Английский фантастический роман (Кристофер, Робертс) - страница 131

— Сделано немало, сэр Джон, — сказала она однажды вечером вскоре после возвращения в Корф-Гейт. — Однако, в сущности, я ничего не достигла. Разумеется, любому приятно получить хоть малое облегчение благодаря крохотному дару благотворительницы, но по большому счету это пустяки. Один-другой фермер порадуется тому, что больше не надо горбатиться, чтобы выплачивать еженедельную ренту сеньору, но остальным-то как помочь? Пусть папа римский с негодованием отрицает, что церковь налагает запрет на определенные формы прогресса, но факт есть факт: мы были и будем малочисленной нищей нацией, которая влачит полуголодное существование. Так что же конкретно я могу сделать?

Разговор происходил за ужином в домике, построенном в шестнадцатом веке позади большого дворца. Отложив прибор, Эленор указала рукой на мебель, на увешанные картинами и коврами стены и горячо продолжала:

— Не отрицаю, что мне все это нравится, мне приятно покупать лошадей, собак, лучшие ткани и духи, все то, о чем простые люди и мечтать не смеют… Поверите ли, — сказала она с застенчивой улыбкой, — когда мой несчастный отец услал меня в город, я возымела фантазию убежать, отказаться от богатств и начать простой образ жизни, обрабатывать землю, работать на свое семейство — как заурядная пейзанка. Но когда я увидела реальность, как на самом деле живут эти самые «пейзане», желание мое как рукой сняло. Меня страх берет, что я могла бы кончить тем же, чем и деревенская девушка, нарожать без числа детишек от какого-нибудь безмозглого мужика, который припахивает навозом, и помереть лет в тридцать от непосильного повседневного труда.
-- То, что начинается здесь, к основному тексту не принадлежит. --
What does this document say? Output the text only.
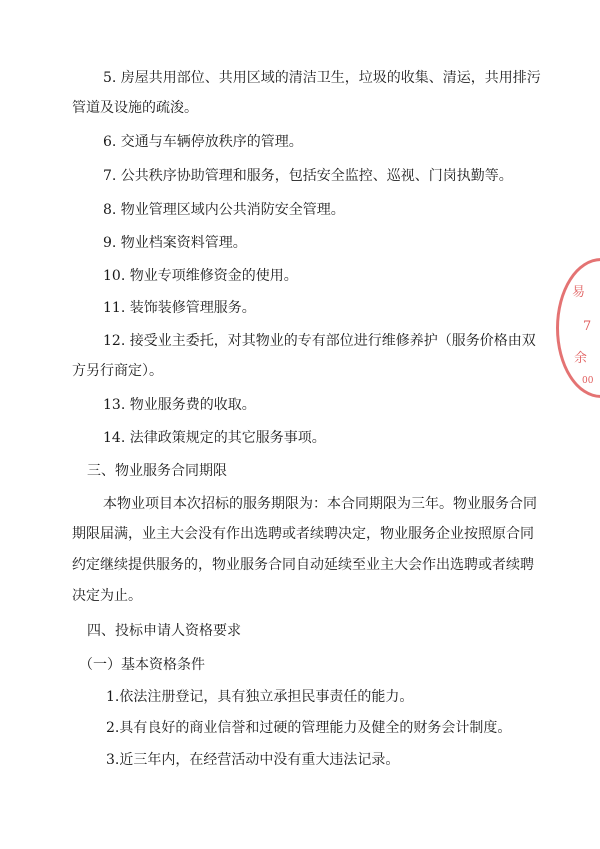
5. 房屋共用部位、共用区域的清洁卫生，垃圾的收集、清运，共用排污
管道及设施的疏浚。
6. 交通与车辆停放秩序的管理。
7. 公共秩序协助管理和服务，包括安全监控、巡视、门岗执勤等。
8. 物业管理区域内公共消防安全管理。
9. 物业档案资料管理。
10. 物业专项维修资金的使用。
11. 装饰装修管理服务。
12. 接受业主委托，对其物业的专有部位进行维修养护（服务价格由双
方另行商定）。
13. 物业服务费的收取。
14. 法律政策规定的其它服务事项。
三、物业服务合同期限
本物业项目本次招标的服务期限为：本合同期限为三年。物业服务合同
期限届满，业主大会没有作出选聘或者续聘决定，物业服务企业按照原合同
约定继续提供服务的，物业服务合同自动延续至业主大会作出选聘或者续聘
决定为止。
四、投标申请人资格要求
（一）基本资格条件
1.依法注册登记，具有独立承担民事责任的能力。
2.具有良好的商业信誉和过硬的管理能力及健全的财务会计制度。
3.近三年内，在经营活动中没有重大违法记录。
易
7
余
00
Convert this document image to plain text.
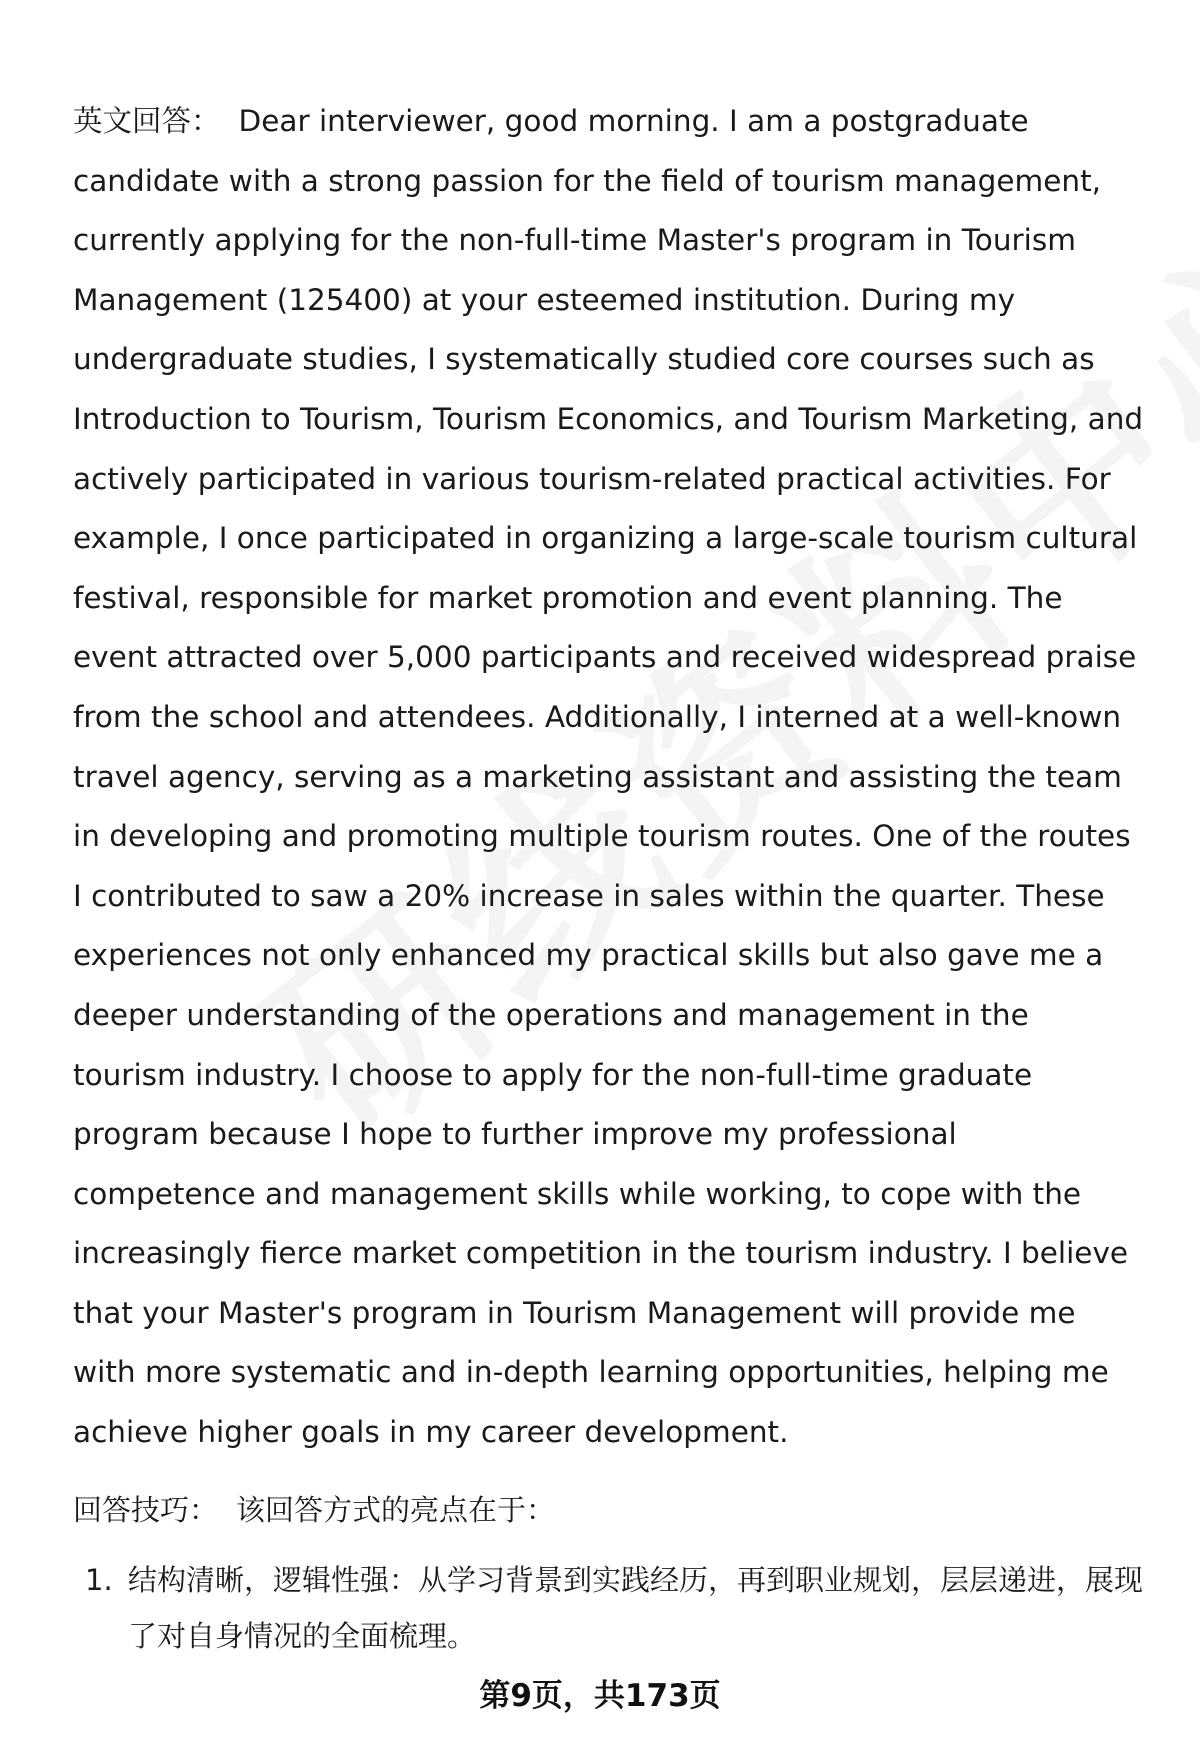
英文回答： Dear interviewer, good morning. I am a postgraduate candidate with a strong passion for the field of tourism management, currently applying for the non-full-time Master's program in Tourism Management (125400) at your esteemed institution. During my undergraduate studies, I systematically studied core courses such as Introduction to Tourism, Tourism Economics, and Tourism Marketing, and actively participated in various tourism-related practical activities. For example, I once participated in organizing a large-scale tourism cultural festival, responsible for market promotion and event planning. The event attracted over 5,000 participants and received widespread praise from the school and attendees. Additionally, I interned at a well-known travel agency, serving as a marketing assistant and assisting the team in developing and promoting multiple tourism routes. One of the routes I contributed to saw a 20% increase in sales within the quarter. These experiences not only enhanced my practical skills but also gave me a deeper understanding of the operations and management in the tourism industry. I choose to apply for the non-full-time graduate program because I hope to further improve my professional competence and management skills while working, to cope with the increasingly fierce market competition in the tourism industry. I believe that your Master's program in Tourism Management will provide me with more systematic and in-depth learning opportunities, helping me achieve higher goals in my career development.

回答技巧： 该回答方式的亮点在于：
1. 结构清晰，逻辑性强：从学习背景到实践经历，再到职业规划，层层递进，展现了对自身情况的全面梳理。
第9页，共173页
Или это звучит слишком цинично? Скажите мне честно, а то вы все молчите да молчите.

Сенешаль с улыбкой налил ей вина.

— Намедни заспорила я с отцом Себастьяном, — задумчиво продолжила Эленор. — Я процитировала стих о том, что должно свое имущество раздать бедным. Он покивал: дескать, прекрасная мысль, а потом сказал, что при более внимательном чтении Писания приходишь к пониманию, что людям, для их же блага, совершенно необходимы учителя и понукатели. Но это же отвратительно, подумалось мне, и я не удержалась, высказала это вслух. Я сказала: продай церковь хотя бы половину золота с алтарей — и можно было бы обуть каждого в этой разутой стране и сделать множество других добрых дел. Начни папа это благое дело у себя, в Риме, я бы с готовностью отказалась от многих предметов роскоши здесь, в Корф-Гейте. Мне показалось, что отцу Себастьяну очень не понравились мои речи. Знаю, не стоило дразнить его, но иногда он меня так раздражает… Такой на-а-абожный, куда там! А толку-то, толку! Вот он идет сквозь пургу помолиться за больного ребенка — и я говорю: какой добрый человек! Но потом мне приходит в голову: а будь у отца этого ребенка побольше денег, может, и не заболел бы малыш? Так, наверно, доброта не в том, чтобы сквозь пургу… а в чем-то ином?